# how to stain a wood burning?



## slug420 (Apr 3, 2009)

Not sure if anyone has any experience in this area...but I just made a table and wood burned a logo into the surface of it using a simple hand held wood burner.

I am now going to stain it and I was wondering if anyone had any advice on how to apply the stain so as to highlight/enhance the appearance of the wood burning...

The table is made out of pine and I am hoping to use either Red Mahogany








or English Chestnut









The idea was to match it to the chairs I bought to go with the table:







but I dont think thats going to happen...and english chestnut might have to do (looked like it was at least in the right ballpark when I put it on a sample piece of wood)


So anyway I did a little bit of quick burning on the sample wood and it looked like in some areas the burning showed up really well (looked like a black etching almost as opposed to the stained surface)....but some areas looked like I had just carved a little bit in the wood and not burned it.
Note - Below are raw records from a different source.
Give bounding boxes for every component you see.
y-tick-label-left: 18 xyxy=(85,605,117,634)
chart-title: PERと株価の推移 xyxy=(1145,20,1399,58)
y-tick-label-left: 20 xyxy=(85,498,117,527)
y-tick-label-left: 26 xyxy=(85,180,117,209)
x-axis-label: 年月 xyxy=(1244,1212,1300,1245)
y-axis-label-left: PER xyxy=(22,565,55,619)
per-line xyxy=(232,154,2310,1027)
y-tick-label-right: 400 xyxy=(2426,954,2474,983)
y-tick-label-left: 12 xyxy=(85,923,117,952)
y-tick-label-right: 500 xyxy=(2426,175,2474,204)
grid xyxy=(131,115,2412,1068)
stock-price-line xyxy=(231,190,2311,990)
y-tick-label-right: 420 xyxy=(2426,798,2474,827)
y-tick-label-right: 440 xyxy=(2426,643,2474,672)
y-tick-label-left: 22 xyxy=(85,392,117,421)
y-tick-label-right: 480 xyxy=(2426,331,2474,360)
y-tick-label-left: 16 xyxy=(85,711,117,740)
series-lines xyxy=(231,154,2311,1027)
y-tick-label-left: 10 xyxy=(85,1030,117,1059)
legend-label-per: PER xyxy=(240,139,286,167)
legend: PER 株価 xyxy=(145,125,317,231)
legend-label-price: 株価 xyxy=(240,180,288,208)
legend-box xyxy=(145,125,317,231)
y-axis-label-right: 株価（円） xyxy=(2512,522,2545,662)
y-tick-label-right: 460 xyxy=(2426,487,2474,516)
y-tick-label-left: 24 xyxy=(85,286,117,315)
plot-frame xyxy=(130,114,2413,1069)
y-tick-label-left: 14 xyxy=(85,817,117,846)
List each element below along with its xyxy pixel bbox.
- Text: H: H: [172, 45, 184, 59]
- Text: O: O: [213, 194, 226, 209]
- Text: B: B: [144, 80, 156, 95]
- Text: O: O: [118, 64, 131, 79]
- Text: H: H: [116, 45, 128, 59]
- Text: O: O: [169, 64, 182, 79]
I am not sure if the areas that looked dark got less stain wiped off with the rag (and as a result some stain sat in the grooves and soaked in for a much longer period of time) or if in some areas I somehow brushed the black edges off of the wood while applying the stain or wiping it off.

I just googled and found this pic...its kind of what I am looking for (although my stain is darker)










your thoughts? 


Also quick ?, when using "pre-stain" as advised by minwax do you put the pre-stain on, let it sit for 15 mins, and then apply the stain while the pre-stain is still wet? or are u supposed to let the pre-stain coat totally dry first?


----------